Basically it is the story of three siblings:

Gretchen- the oldest and has an affair with a richer and older neighbor. She's frustrated and unlucky in love

 Tom- The youngest and a fighter and a demanding man. He goes outside of the law to get what he wants.

Rudolph- He was the brother that the parents felt was 'most likely to succeed'. He becomes the richest of the siblings.

From the book's review at Kirkus: 

"This ever and everlasting novel, proceeding with styleless ease in the most readable fashion possible, spans some twenty years and the three lives of the Jordache children from their divided beginnings to their unified endings in middle age. First Gretchen, from her slatternly start at 17 with a rich failure who to a degree is instrumental in all their lives. Gretchen goes on to New York and a lackluster marriage, to Los Angeles and an exciting one with a film director until his untimely death. Then there's Thomas, the insolent delinquent who disappears for years to become a prizefighter, whom Rudolph (he's next) helps unknowingly, and who repays his debt to society and to the family fully. And last Rudolph, handsome, cautious, acquisitive, who does become a rich man but a responsible one. . . . Mr. Shaw's story keeps going with a self-perpetuating interest and with the kind of professionalism that say Jerome Weidman manifests although forfeiting anything which qualifies at a literary level. But it should be eminently marketplaceable."

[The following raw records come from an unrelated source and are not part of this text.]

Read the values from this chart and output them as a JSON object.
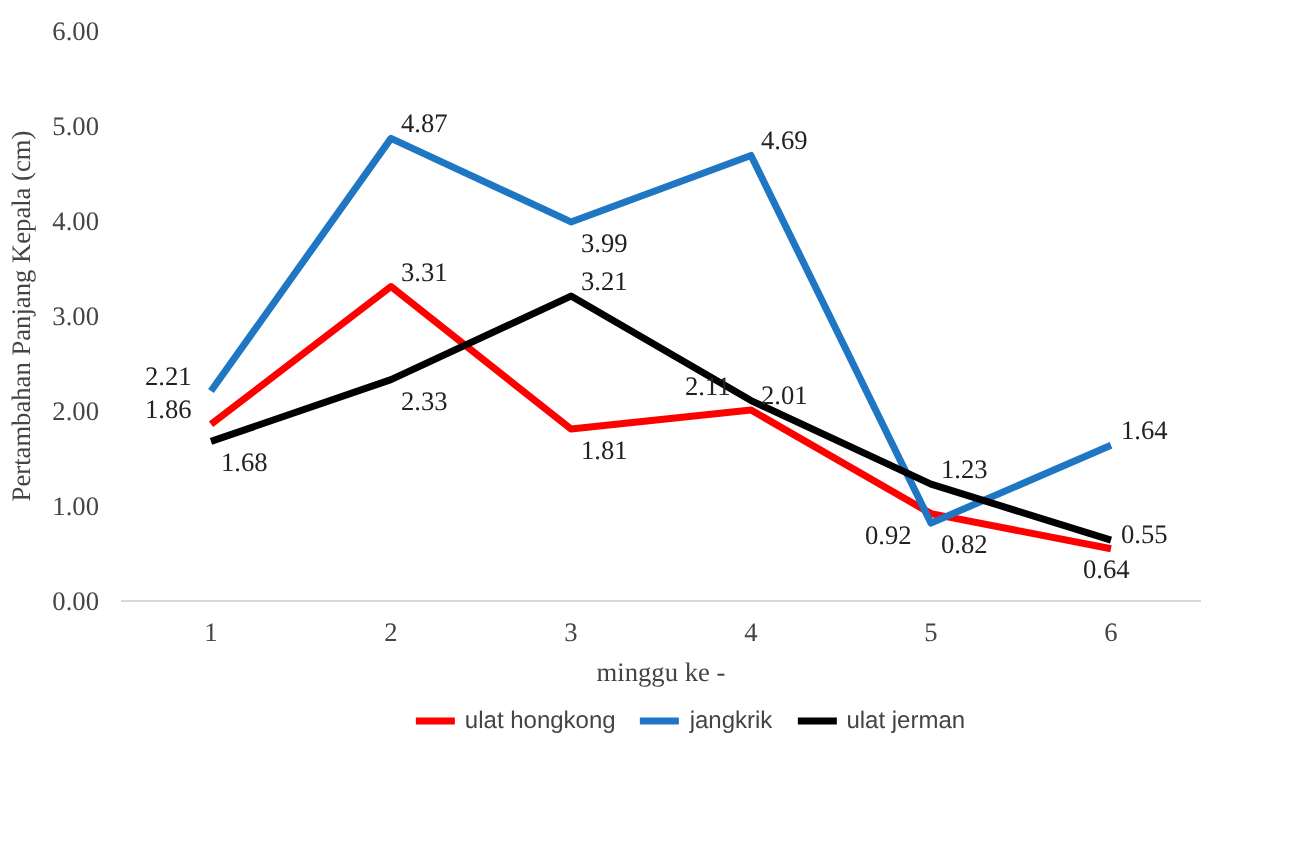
{
  "chart_data": {
    "type": "line",
    "xlabel": "minggu ke -",
    "ylabel": "Pertambahan Panjang Kepala (cm)",
    "categories": [
      "1",
      "2",
      "3",
      "4",
      "5",
      "6"
    ],
    "series": [
      {
        "name": "ulat hongkong",
        "color": "#ff0000",
        "values": [
          1.86,
          3.31,
          1.81,
          2.01,
          0.92,
          0.55
        ]
      },
      {
        "name": "jangkrik",
        "color": "#1f77c4",
        "values": [
          2.21,
          4.87,
          3.99,
          4.69,
          0.82,
          1.64
        ]
      },
      {
        "name": "ulat jerman",
        "color": "#000000",
        "values": [
          1.68,
          2.33,
          3.21,
          2.11,
          1.23,
          0.64
        ]
      }
    ],
    "ylim": [
      0,
      6
    ],
    "yticks": [
      {
        "value": 0,
        "label": "0.00"
      },
      {
        "value": 1,
        "label": "1.00"
      },
      {
        "value": 2,
        "label": "2.00"
      },
      {
        "value": 3,
        "label": "3.00"
      },
      {
        "value": 4,
        "label": "4.00"
      },
      {
        "value": 5,
        "label": "5.00"
      },
      {
        "value": 6,
        "label": "6.00"
      }
    ],
    "grid": false,
    "legend": "bottom",
    "data_labels": true,
    "marker": "none",
    "line_style": "solid"
  }
}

From the book's page at Wikipedia:

"The novel is a sprawling work, with over 600 pages, and covers many of the themes Shaw returns to again and again in all of his fiction – Americans living as expatriates in Europe, the McCarthy era, children trying to break away from the kind of life lived by their parents, social and political issues of capitalism, and the pain of relationships. On the very first page Shaw subtly telegraphs the sad ending of the story, in the same way that the first scene of a film will often quote the last scene.

Originally published as a short story in Playboy Magazine, it became an international bestseller when published as a novel. The bulk of the novel concerns the three children of German Americans Mary Pease and Axel Jordache – the eldest, Gretchen, the middle child, Rudolph, and the youngest, Thomas. It chronicles their experiences from the end of World War II until the late 1960s."

The novel was adapted into one of the first television miniseries for ABC television in 1976.